O nome Saturno, segundo Fê Lemos, foi escolhido também pensando nesse clima pesado do disco. “Ele era um deus severo”, explica. Coincidência ou não, ele acrescenta que depois de ter o trabalho batizado, descobriu que o planeta Saturno leva 29 anos para dar uma volta ao redor do sol, exatamente a idade da banda. Segundo o release, além dessas, outras simbologias se espalham pelo disco, como a já citada O lado escuro da lua, que remete ao clássico do Pink Floyd, The dark side of the moon. Já o rock que abre o disco, O bem, o mal e o indiferente”, traz referências aos livros O bom, o mau e o feio, de Sergio Leone, e Cem anos de solidão, de Gabriel Garcia Marquez.

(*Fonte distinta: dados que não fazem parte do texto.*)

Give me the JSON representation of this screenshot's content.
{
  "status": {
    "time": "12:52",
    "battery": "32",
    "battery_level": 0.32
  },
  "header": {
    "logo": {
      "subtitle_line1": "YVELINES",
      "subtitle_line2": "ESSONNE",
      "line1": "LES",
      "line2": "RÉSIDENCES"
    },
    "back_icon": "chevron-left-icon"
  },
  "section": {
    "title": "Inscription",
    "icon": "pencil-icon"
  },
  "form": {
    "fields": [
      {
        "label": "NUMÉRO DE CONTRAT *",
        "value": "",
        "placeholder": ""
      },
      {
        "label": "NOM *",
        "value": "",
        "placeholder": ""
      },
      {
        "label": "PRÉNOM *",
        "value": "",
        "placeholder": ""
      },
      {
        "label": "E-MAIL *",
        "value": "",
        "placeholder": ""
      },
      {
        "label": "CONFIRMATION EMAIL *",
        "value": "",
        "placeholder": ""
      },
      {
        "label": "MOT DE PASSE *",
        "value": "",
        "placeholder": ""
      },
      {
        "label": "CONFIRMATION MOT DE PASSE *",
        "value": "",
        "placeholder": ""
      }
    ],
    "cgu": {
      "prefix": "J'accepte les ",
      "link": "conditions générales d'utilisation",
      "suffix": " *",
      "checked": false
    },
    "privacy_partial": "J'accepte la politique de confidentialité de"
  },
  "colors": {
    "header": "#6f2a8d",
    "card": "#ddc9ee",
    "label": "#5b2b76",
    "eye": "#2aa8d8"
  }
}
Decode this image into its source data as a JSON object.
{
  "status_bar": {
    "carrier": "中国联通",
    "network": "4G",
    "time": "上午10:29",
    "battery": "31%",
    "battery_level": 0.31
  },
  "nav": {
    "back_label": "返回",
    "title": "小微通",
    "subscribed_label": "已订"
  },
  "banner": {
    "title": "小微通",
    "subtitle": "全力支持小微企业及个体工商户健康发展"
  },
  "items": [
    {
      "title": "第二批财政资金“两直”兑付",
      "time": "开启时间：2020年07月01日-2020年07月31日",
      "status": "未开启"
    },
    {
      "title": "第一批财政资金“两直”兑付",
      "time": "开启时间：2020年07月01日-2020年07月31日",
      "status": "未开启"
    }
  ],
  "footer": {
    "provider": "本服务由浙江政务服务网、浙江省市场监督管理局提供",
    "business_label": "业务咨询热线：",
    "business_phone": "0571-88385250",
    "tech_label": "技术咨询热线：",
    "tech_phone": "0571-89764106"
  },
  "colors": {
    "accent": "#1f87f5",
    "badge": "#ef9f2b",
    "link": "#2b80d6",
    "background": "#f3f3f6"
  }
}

De fato, boa parte dessas referências passam despercebidas e só devem chamar atenção naqueles que ficam buscando mensagens secretas até onde elas não existem. Ainda mais por que, como em boa parte da produção roqueira nacional, as letras nunca foram o forte do Capital Inicial. Ainda assim, eles não se negam o direto de buscar imagens fortes para suas letras (“Nas paredes brancas do quarto sobrou poeira suja em torno dos quadros”, contam em Poucas horas). De fato, quanto mais sujos e punks eles soam, melhor fica (mais um ponto para “Saquear Brasília”). Ainda assim, é digno ver que estes senhores, todos com mais de 40 anos, continuam dispostos a encarar o rock com crueza e dignidade. E, melhor, no lugar de olhar para olhar para o passado, permanecem firmes na luta, pensando no futuro.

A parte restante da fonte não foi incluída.